Commentary

Just An Online Minute... Verizon Rescinds Text Message Block

This morning, after news broke that Verizon had refused to allow the abortion rights group Naral Pro-Choice America to send text messages to supporters, the telecom changed its position. Now, the company says it will allow Naral to send text messages.

"The decision to not allow text messaging on an important, though sensitive, public policy issue was incorrect, and we have fixed the process that led to this isolated incident," Jeffrey Nelson, a company spokesman, told The New York Times in a statement. The turnaround came just hours after the Times posted an online story about Verizon refusing to allow Naral to send text messages.
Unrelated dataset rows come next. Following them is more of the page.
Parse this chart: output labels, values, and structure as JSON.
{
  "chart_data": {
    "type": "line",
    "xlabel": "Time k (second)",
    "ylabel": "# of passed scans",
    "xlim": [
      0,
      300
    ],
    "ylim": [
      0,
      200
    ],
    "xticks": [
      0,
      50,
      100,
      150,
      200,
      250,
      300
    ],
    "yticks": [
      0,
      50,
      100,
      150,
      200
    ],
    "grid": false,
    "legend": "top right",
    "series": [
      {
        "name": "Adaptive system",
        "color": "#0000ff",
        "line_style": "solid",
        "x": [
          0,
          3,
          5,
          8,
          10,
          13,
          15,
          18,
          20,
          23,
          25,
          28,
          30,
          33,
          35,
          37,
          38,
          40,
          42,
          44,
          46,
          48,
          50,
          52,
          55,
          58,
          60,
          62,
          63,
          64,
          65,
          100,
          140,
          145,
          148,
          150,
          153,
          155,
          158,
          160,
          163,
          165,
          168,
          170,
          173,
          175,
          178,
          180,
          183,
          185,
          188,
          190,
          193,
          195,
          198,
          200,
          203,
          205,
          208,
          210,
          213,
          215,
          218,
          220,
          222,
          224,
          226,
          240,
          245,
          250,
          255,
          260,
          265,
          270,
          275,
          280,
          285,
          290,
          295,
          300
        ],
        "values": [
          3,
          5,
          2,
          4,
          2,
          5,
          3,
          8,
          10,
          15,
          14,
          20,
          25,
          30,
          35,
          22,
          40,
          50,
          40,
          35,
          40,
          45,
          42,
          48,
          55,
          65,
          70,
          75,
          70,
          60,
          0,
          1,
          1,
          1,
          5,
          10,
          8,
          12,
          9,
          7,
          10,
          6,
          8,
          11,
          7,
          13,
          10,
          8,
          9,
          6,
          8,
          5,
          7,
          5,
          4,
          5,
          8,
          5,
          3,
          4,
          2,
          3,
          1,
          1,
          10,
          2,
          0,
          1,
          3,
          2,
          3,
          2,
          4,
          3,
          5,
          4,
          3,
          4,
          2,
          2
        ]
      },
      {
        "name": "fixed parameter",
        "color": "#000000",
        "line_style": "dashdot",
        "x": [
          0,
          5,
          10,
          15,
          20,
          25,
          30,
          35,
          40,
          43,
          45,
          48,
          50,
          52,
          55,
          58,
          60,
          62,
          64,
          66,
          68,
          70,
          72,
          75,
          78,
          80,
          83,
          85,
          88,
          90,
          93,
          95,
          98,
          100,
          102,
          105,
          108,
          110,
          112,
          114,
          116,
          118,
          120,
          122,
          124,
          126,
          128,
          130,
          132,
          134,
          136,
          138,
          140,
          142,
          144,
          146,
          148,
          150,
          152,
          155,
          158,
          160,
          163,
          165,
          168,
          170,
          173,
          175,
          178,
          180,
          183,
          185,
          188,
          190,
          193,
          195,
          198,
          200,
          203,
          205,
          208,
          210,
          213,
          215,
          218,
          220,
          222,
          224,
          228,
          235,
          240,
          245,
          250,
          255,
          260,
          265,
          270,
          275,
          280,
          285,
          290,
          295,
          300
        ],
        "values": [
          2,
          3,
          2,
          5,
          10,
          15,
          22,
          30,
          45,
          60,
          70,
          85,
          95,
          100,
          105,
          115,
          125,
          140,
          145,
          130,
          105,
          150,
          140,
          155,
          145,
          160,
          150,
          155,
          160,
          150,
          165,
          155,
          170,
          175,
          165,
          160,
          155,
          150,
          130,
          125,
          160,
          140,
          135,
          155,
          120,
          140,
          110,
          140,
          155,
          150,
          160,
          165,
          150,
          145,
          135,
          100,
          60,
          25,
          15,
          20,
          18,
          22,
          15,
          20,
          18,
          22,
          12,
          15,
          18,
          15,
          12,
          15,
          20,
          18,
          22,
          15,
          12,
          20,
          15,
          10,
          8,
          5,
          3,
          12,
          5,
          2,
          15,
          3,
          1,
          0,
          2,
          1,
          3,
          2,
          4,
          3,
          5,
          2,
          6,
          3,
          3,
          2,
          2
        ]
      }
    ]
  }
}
Even though Verizon reversed itself, the incident shows what can happen when Internet access providers pick and choose which content to allow over their networks. As last night's Times article pointed out, that power is at the heart of the debate over whether to pass net neutrality laws, which would prohibit Internet access providers from refusing to transmit certain content or degrading service to some publishers.

Here, Verizon undoubtedly was concerned about the bad press it was receiving for prohibiting a group with a sizable opt-in membership from sending text messages, but it's not clear how Verizon or telecoms will treat other, less well-known groups. For that matter, it's also not clear how many nonprofits or political groups Verizon has blocked from sending text messages in the past.